After sitting awkwardly on a bench in the wetsuit, I finally decided to forego it for the comfort of my own yoga clothes (the first of many risky moves). This was partially prompted by the fact that nobody else had a wetsuit on. I made my way with the group of very fit yogis to the beach where we set off for our practice space. We paddled along shore and across a main waterway where boats set off waves and sea lions jumped in their search for migrating salmon. My sea legs were barely forming and there I was, teetering on a skinny little board in the Puget Sound alongside seven other people. We had all hooked our SUP’s to a rope that was connected between two buoys, but even still we drifted with the current and bobbed with the waves. I loved the sun on my skin and the sounds of water, birds and boats around me, but I struggled with keeping myself steady as we moved our practice from standing to sitting to actually attempting poses that require balance and attention to the breath. Every breath felt like I could pitch myself into the water. Every movement felt like a dangerous experiment. For the first time in years, I was petrified of yoga postures. It was lovely.
Something happens with fear that isn’t life threatening; it makes the body come alive to the senses. I felt my heart in my chest and could hear pulsing in my ears. I could see with a bit more clarity and I tasted the salty quality of the air on my lips. When we closed our eyes to begin our practice, my ears perked up to sounds around me. I tried relaxing and realized that the best I could do was to surrender to the fact that I was in this predicament and I just had to try; another opportunity to practice surrendering.
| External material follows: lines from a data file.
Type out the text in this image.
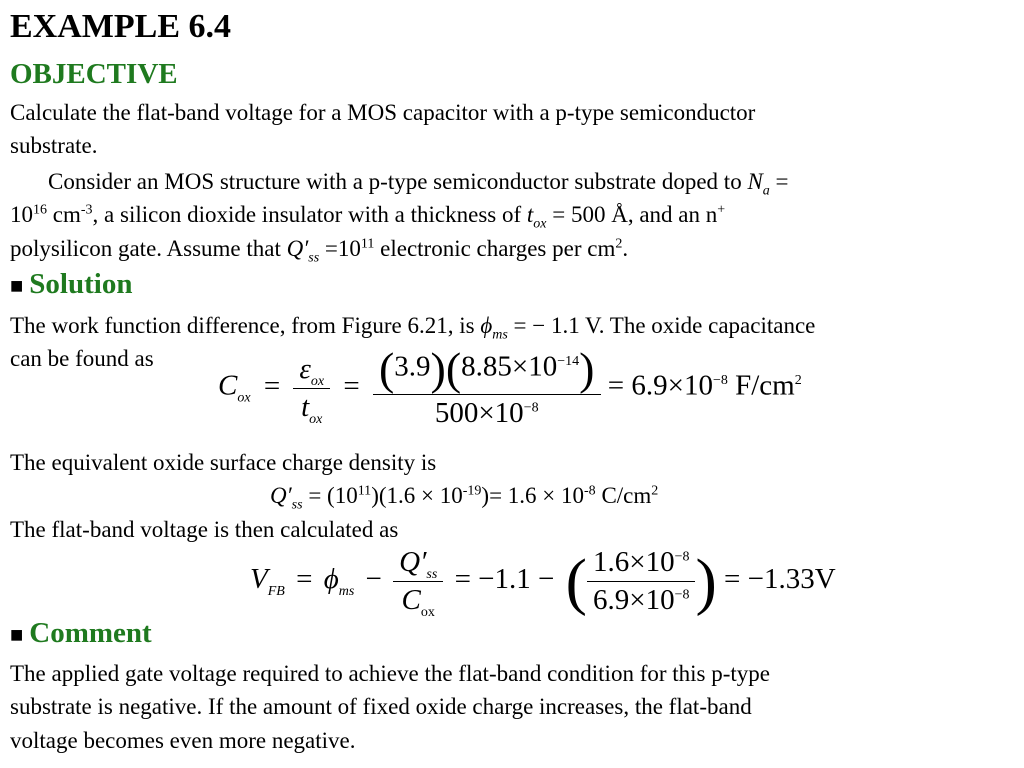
EXAMPLE 6.4
OBJECTIVE
Calculate the flat-band voltage for a MOS capacitor with a p-type semiconductor
substrate.
Consider an MOS structure with a p-type semiconductor substrate doped to $N_a$ =
$10^{16}$ $cm^{-3}$, a silicon dioxide insulator with a thickness of $t_{ox} = 500$ Å, and an n+
polysilicon gate. Assume that $Q'_{ss} =10^{11}$ electronic charges per $cm^2$.
■ Solution
The work function difference, from Figure 6.21, is $\phi_{ms}$ = − 1.1 V. The oxide capacitance
can be found as
$C_{ox} = \frac{\varepsilon_{ox}}{t_{ox}} = \frac{(3.9)(8.85\times 10^{-14})}{500\times 10^{-8}} = 6.9\times 10^{-8}$ $F/cm^2$
The equivalent oxide surface charge density is
$Q'_{ss} = (10^{11})(1.6 \times 10^{-19})= 1.6 \times 10^{-8}$ $C/cm^2$
The flat-band voltage is then calculated as
$V_{FB} = \phi_{ms} - \frac{Q'_{ss}}{C_{ox}} = -1.1$ − ( $\frac{1.6\times 10^{-8}}{6.9\times 10^{-8}}$ ) = −1.33V
■ Comment
The applied gate voltage required to achieve the flat-band condition for this p-type
substrate is negative. If the amount of fixed oxide charge increases, the flat-band
voltage becomes even more negative.
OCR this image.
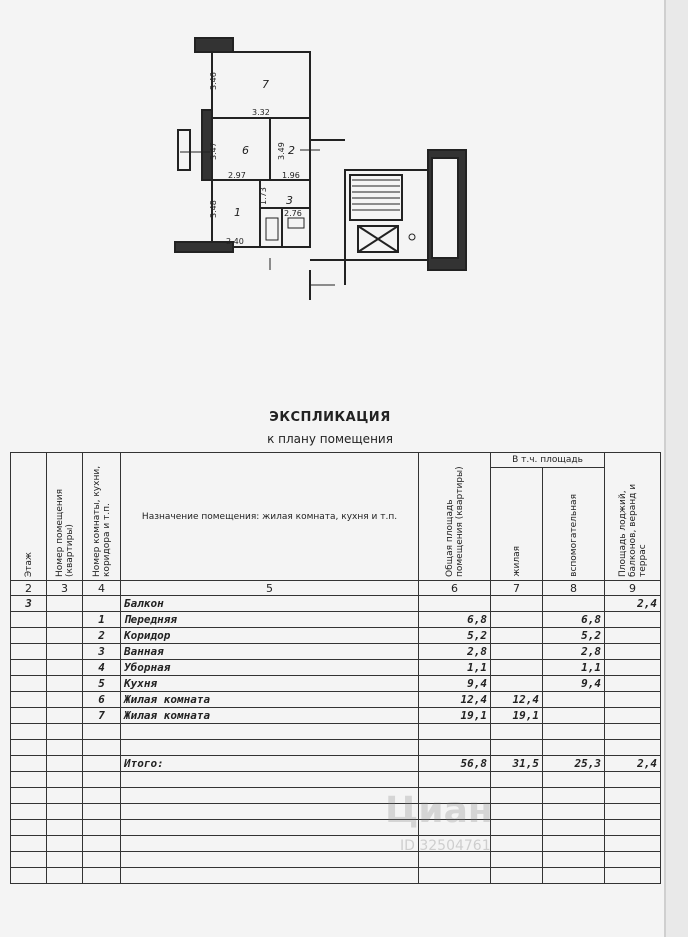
3.46
3.32
3.47	3.49
2.97	1.96
3.48
1.73
2.76
2.40
7
6	2
1
3
ЭКСПЛИКАЦИЯ
к плану помещения
Этаж	Номер помещения (квартиры)	Номер комнаты, кухни, коридора и т.п.	Назначение помещения: жилая комната, кухня и т.п.	Общая площадь помещения (квартиры)	В т.ч. площадь		Площадь лоджий, балконов, веранд и террас
					жилая	вспомогательная	
2	3	4	5	6	7	8	9
3			Балкон				2,4
		1	Передняя	6,8		6,8	
		2	Коридор	5,2		5,2	
		3	Ванная	2,8		2,8	
		4	Уборная	1,1		1,1	
		5	Кухня	9,4		9,4	
		6	Жилая комната	12,4	12,4		
		7	Жилая комната	19,1	19,1		

			Итого:	56,8	31,5	25,3	2,4

Циан
ID 32504761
Thanks, Universe.
I listened attentively to the instructor, Hasna Altry (who is truly blessed at teaching SUP yoga- or any type of yoga, for that matter), and I attempted nearly every pose (aside from wheel or headstand, which just felt like asking for a swim). I pushed my hands and feet into the board in downward dog, working to point my tailbone to the sky as if my life depended on me forming the perfect V. I balanced on my board with my arms and legs spread in a wide warrior pose and I worked hard to settle the chatter in my mind. I moved slowly through the asana noticing details that I rarely pay attention to when I’m on dry land; like what happens when I focus more on listening for approaching waves than on my body and breath (answer: complete loss of balance).
We have come into this exquisite world to experience ever and ever more deeply our divine courage, freedom and light.
What I learned in SUP yoga more than anything is that I need to experience little bits of fear from time to time, just to feel my pulse and remind myself that I’m alive. I need to slow down enough to notice the details of what’s going on in my body when I’m scared and to observe the ways I hold panic when it’s not about life and death but more about taking a risk. I’ve lived through some pretty big ordeals, and I’ve made it through relatively unscathed (scars aside, I’m pretty fortunate). I need to remind myself that I’m courageous. And SUP yoga helped me to realize that it’s not only important to confront my fears, but that it’s an act of bravery to admit them.
I confess openly that SUP yoga was scary, but I can also say that I’ve never experienced a better savasana (corpse pose- final relaxation) than the one in SUP yoga- envision the sounds of water lapping underneath, sea birds overhead and sunshine pouring over your entire body. It’s magical. And it was the perfect way to end an act of courage- to connect to the universe in complete and utter relaxation. This is all there is. I am in control of my body and mind. And if I fall in, I get wet. So what?